It's public knowledge that Rolling Stones drummer Charlie Watts was diagnosed with throat cancer in 2004 and had two operations to rid himself of the disease. He recently revealed that upon receiving the diagnosis, he thought the end was nigh.

In fact, he told BBC 6 Music's Matt Everitt, while promoting the re-release of 'Some Girls,' that "I thought I was going to die." Luckily, of course, he didn't. But Watts was candid when sharing the details of what he endured.

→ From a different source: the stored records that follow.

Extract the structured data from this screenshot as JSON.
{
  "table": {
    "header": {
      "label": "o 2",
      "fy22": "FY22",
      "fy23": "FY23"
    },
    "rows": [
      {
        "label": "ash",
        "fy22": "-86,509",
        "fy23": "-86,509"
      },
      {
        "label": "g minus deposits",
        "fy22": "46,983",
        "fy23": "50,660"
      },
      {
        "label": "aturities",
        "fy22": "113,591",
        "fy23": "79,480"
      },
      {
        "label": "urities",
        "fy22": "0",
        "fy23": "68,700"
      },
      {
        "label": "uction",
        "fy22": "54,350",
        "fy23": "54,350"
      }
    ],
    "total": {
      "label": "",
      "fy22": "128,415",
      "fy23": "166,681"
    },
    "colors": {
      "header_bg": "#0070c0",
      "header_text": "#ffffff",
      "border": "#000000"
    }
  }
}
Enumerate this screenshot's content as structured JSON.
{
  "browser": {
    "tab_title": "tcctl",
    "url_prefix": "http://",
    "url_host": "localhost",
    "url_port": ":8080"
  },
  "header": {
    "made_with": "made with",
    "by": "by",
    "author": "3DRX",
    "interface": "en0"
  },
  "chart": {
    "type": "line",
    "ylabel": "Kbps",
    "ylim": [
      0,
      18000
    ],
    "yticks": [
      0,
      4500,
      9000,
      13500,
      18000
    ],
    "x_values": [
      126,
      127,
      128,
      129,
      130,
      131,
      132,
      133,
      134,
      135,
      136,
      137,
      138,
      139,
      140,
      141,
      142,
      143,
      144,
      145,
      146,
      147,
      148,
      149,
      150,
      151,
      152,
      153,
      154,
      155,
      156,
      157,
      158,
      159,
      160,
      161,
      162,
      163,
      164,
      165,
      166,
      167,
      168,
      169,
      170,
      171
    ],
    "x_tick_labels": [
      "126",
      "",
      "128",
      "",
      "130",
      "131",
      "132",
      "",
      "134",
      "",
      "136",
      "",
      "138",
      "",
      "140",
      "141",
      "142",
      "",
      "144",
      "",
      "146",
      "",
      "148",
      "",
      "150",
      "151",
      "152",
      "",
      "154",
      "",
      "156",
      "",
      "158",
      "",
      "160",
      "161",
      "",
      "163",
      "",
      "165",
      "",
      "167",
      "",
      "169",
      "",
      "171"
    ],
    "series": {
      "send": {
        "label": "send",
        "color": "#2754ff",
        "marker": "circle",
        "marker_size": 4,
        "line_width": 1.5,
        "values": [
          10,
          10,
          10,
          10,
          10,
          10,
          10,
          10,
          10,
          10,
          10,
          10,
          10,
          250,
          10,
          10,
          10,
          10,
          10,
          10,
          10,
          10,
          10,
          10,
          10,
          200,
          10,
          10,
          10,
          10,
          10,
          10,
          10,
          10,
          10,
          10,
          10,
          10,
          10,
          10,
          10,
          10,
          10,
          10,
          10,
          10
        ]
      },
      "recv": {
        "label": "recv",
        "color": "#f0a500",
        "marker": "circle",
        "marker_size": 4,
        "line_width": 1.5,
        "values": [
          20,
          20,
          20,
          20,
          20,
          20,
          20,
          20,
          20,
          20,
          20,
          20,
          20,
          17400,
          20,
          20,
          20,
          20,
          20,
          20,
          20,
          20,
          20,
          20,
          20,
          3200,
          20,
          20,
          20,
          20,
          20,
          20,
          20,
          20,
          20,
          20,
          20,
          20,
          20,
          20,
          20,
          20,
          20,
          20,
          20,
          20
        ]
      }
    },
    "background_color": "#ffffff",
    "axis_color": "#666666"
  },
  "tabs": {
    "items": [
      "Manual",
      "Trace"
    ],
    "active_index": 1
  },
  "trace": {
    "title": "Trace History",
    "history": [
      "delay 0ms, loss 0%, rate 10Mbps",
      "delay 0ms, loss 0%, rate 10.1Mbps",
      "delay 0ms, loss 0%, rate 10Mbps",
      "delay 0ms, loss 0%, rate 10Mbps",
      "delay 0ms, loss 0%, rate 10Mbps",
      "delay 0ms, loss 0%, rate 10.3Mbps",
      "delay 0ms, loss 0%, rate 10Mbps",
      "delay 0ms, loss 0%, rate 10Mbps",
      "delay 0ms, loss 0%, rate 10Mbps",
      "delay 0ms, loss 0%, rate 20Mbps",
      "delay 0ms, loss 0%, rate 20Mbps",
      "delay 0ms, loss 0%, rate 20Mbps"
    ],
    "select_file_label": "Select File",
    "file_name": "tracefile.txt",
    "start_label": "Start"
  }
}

Turns out he had a lump in his throat checked out by "the best man in the world…a surgeon," Watts said. "It was benign, but he said we should take it out. On the slide, it had tiny cancer cells on it. He said, 'You have cancer of the whatever.' And that night I thought I was going to die. I thought that's what you did. You get cancer and waste away and die. I had another operation to take the lymph nodes out and radio therapy, which was six weeks long. Now it's five years clear." Amen to that.

Watts also spoke about his relationship with drugs, which never took a turn for the deadly. While he said "I was lucky that I never got that hooked," he did admit that there was "a period of taking heroin." Watts also said, "I used to get off it whenever I went home. My wife noticed I wasn't the same."

He also recalled the recording process of 'Some Girls,' when he was using a bit heavily. Watts said, "I fell asleep on the floor during [the recording of] 'Some Girls' and Keith [Richards] woke me up and said, 'You should do this when you're older.' Keith telling me this! But it stuck and I just stopped along with everything else."

Taking advice on drug use from Keith Richards? That's an idea. The rest of the interview will air Christmas Day.